The next version of Microsoft’s smartphone operating system includes a new pull-down “Action Center” similar to the notification trays available on Android an iOS devices, a customizable lock screen, and a new voice-powered digital assistant called “Cortana.”
Microsoft is introducing Windows Phone 8.1 to developers, and it’s expected to be available to the public in the next few months, with the first phones expected to ship with Windows Phone 8.1 as soon as late April or early May.
Microsoft probably spent more time talking about the new Cortana feature than anything else. It’s Microsoft’s answer to Apple’s Siri and the Google Now and Voice Search features from Android.
It replaces the search functionality of Windows Phone, but Cortana also acts as a digital assistant that lets you set alarms, make appointments, and perform many other features by talking to your phone.
Cortana is powered by Bing and gets a lot of information from the web-based search engine. It can also tap into third-party services like Yelp to help you get answers to things like “show me 4-star restaurants in the area” followed-up by “which ones take reservations?”
You can customize the results, reminders, recommendations, and other things by visiting the Interests section of the Cortana settings and letting it know, for instance, if you’re not interested in sports.
Like Apple’s Siri, Cortana is launching first as a beta feature which Microsoft hopes will improve over time as Windows Phone customers user it.
Pull down from the top of the screen in Windows Phone 8.1 and you’ll see customizeable tiles for features such as Bluetooth or Airplane mode, followed by notifications from apps.
Android has had a pull-down notification drawer for years, and Apple beat Microsoft to the punch with a similar “Command Center” feature.

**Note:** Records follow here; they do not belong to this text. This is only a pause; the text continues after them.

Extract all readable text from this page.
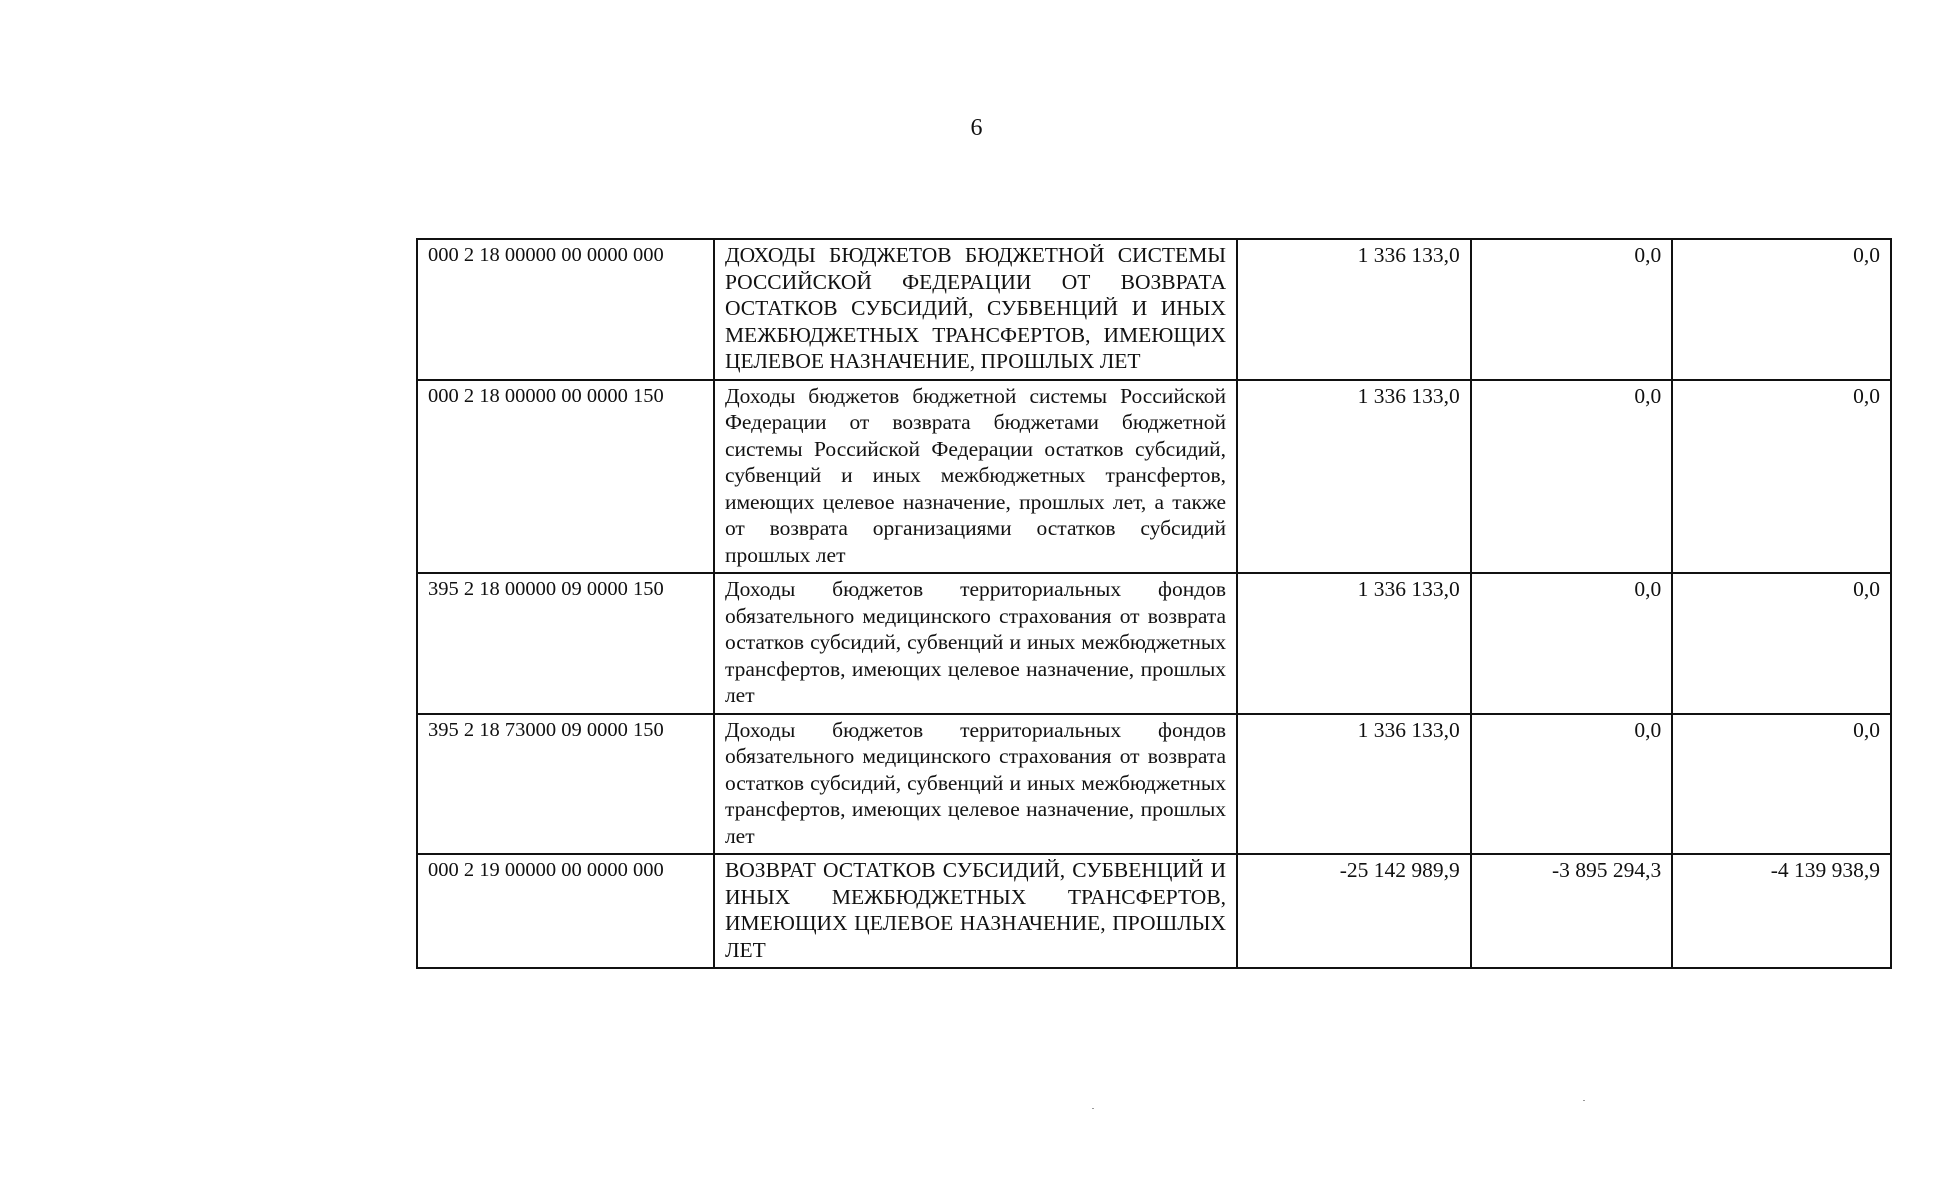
6
000 2 18 00000 00 0000 000	ДОХОДЫ БЮДЖЕТОВ БЮДЖЕТНОЙ СИСТЕМЫ РОССИЙСКОЙ ФЕДЕРАЦИИ ОТ ВОЗВРАТА ОСТАТКОВ СУБСИДИЙ, СУБВЕНЦИЙ И ИНЫХ МЕЖБЮДЖЕТНЫХ ТРАНСФЕРТОВ, ИМЕЮЩИХ ЦЕЛЕВОЕ НАЗНАЧЕНИЕ, ПРОШЛЫХ ЛЕТ	1 336 133,0	0,0	0,0
000 2 18 00000 00 0000 150	Доходы бюджетов бюджетной системы Российской Федерации от возврата бюджетами бюджетной системы Российской Федерации остатков субсидий, субвенций и иных межбюджетных трансфертов, имеющих целевое назначение, прошлых лет, а также от возврата организациями остатков субсидий прошлых лет	1 336 133,0	0,0	0,0
395 2 18 00000 09 0000 150	Доходы бюджетов территориальных фондов обязательного медицинского страхования от возврата остатков субсидий, субвенций и иных межбюджетных трансфертов, имеющих целевое назначение, прошлых лет	1 336 133,0	0,0	0,0
395 2 18 73000 09 0000 150	Доходы бюджетов территориальных фондов обязательного медицинского страхования от возврата остатков субсидий, субвенций и иных межбюджетных трансфертов, имеющих целевое назначение, прошлых лет	1 336 133,0	0,0	0,0
000 2 19 00000 00 0000 000	ВОЗВРАТ ОСТАТКОВ СУБСИДИЙ, СУБВЕНЦИЙ И ИНЫХ МЕЖБЮДЖЕТНЫХ ТРАНСФЕРТОВ, ИМЕЮЩИХ ЦЕЛЕВОЕ НАЗНАЧЕНИЕ, ПРОШЛЫХ ЛЕТ	-25 142 989,9	-3 895 294,3	-4 139 938,9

But it seems while Microsoft may be a bit late to the game, the company is going all-in, offering APIs that let developers decide what type of actions will be available from notifications and letting users decide which apps can show notifications in the Action Center, which will ring or vibrate, and so on.
You could already set a custom background for the lock screen in Windows Phone 8. In Windows Phone 8.1 developers can write third-party apps that change the look of the lock screen and access apps and services running on the phone without first unlocking your device.
Microsoft showed off an upcoming app, for instance, that can show the time, calendar appointment, and other information — much like the DashClock widget app for Android.
Internet Explorer 11 is now the default browser, with support for a Reading Mode which offers simplified versions of website for mobile and a private browsing mode which doesn’t track your history.
There’s also better OneDrive integration, letting you do things like login to a WiFi network on your Windows desktop… and automatically sync your login credentials to your mobile devices.